Economy picking is a guitar picking technique designed to maximize picking efficiency by combining alternate picking and sweep picking; it may also incorporate the use of legato in the middle of alternate picking passages as way to achieve higher speed with fewer pick strokes. Specifically:
- When picking multiple notes on a string, alternate picking (alternating between down-strokes and upstrokes) is used.
- When changing to a new string, sweep picking (picking in the direction of travel: down-stroke if moving down or upstroke when moving up) is used.
- When playing a lick, scale or pattern that would require alternate strokes or sweeps, but a few notes are spared with the use of legato.

== Rationale ==
This minimizes movement in the picking hand, and avoids the motion of "jumping" over a string prior to picking it, as often occurs in alternate-picking when changing strings. Thus the picking pattern of an ascending three-note-per-string scale would be: D-U-D-D-U-D-D-U-D, and the descending pattern would start just like alternate picking (up stroke first): U-D-U-U-D-U-U-D-U.

==Guitarists notable for their use of economy picking==
- Frank Gambale wrote the first definitive book on the subject "Speed Picking" and taught a number of Shrapnel Records Artists at GIT.
- Les Paul performed economy/sweep picking.
- Eddie Van Halen often used economy/sweep picking as well as fast alternate picking.
- Zakk Wylde incorporates economy picking in Miracle Man solo.
- Eric Johnson uses this technique in songs like "Cliffs of Dover".
- Michael Angelo Batio uses a mixture of alternate picking and economy picking.
- Jeff Loomis also mixes alternate and economy picking.
- A common modern metal style is the use of alternate picking for scales and sweep picking for arpeggios, pioneered by Shrapnel Records artists Yngwie Malmsteen, Vinnie Moore, Paul Gilbert, Bruce Bouillet, Jason Becker, Marty Friedman and Richie Kotzen.
- Paul Gilbert moved away from sweeping arpeggios in favour of string skipping arpeggios.
- Synyster Gates often uses it combined with sweep picking as explained in his 2014 Guitar Center masterclass.
- Jason Richardson uses this technique in his album I.

==Gypsy picking==

The picking technique of gypsy jazz has been described as similar to economy picking, but with the further requirement that when the pattern switches from string to string in either direction, a rest stroke is performed.

For example, on switching from the G to the B string, the plectrum moves in the same direction and comes to rest on the E string.
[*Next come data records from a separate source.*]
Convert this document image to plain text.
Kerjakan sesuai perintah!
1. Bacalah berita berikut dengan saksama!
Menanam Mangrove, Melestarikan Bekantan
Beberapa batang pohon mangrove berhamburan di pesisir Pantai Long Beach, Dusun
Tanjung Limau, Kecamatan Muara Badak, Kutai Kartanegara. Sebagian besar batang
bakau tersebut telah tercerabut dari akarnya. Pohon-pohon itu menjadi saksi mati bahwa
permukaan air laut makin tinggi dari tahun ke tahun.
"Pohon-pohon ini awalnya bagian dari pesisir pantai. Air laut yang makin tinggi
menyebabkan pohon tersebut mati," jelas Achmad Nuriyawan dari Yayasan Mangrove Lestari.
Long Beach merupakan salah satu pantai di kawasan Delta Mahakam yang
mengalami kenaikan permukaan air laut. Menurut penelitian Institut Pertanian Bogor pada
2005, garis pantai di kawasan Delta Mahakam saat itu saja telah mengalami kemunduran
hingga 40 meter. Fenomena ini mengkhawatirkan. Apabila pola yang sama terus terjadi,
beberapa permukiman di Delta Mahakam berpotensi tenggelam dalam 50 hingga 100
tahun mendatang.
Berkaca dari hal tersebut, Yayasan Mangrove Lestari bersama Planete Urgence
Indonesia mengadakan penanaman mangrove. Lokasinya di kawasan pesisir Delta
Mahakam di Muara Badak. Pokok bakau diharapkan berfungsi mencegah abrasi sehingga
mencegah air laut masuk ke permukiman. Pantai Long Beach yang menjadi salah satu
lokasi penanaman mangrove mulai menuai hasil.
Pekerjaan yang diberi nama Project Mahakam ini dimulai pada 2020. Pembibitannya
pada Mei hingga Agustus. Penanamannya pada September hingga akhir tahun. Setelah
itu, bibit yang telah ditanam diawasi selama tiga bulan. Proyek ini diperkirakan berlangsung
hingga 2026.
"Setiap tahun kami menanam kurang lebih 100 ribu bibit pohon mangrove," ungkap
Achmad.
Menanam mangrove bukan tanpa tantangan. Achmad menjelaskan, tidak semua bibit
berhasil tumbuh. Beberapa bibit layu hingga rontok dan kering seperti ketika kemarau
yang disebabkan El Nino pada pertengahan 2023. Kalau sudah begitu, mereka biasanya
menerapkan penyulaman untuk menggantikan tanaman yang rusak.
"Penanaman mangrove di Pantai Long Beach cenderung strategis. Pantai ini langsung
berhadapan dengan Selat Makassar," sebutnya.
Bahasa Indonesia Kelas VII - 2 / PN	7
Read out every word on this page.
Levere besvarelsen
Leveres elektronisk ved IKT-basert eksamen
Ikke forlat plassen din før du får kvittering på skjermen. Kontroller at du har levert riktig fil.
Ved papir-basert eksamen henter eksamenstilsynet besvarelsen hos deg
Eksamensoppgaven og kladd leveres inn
However, on switching from the B to the G string, the plectrum moves upward and executes a down stroke on the G string, again coming to rest on the B string. This technique was employed by gypsy guitarist Django Reinhardt and has been preserved by his successors. However, he did not invent it. He may have learned it from other gypsy players, of whom two of his chief influences were banjoist Gusti Mahla and guitarist Jean "Poulette" Castro. However, this technique was commonly taught in numerous guitar methods in the early twentieth century and was employed by American jazz banjo players.

==Legato==

Many players have found a way to incorporate legato in the middle of picked passages, either with strictly alternate strokes or with sweeps. There seems to be a predominant idea that economy picking is achieved strictly by the incorporation of sweeps, but economy can also be achieved by the use of legato. Notable players who have used legato together with picked notes to achieve higher speed and a more smooth sound are Eddie Van Halen, Paul Gilbert, Buckethead, among others. Author Chris Brooks refers to this as compound picking and used it as the basis for the 2017 book Neoclassical Speed Strategies.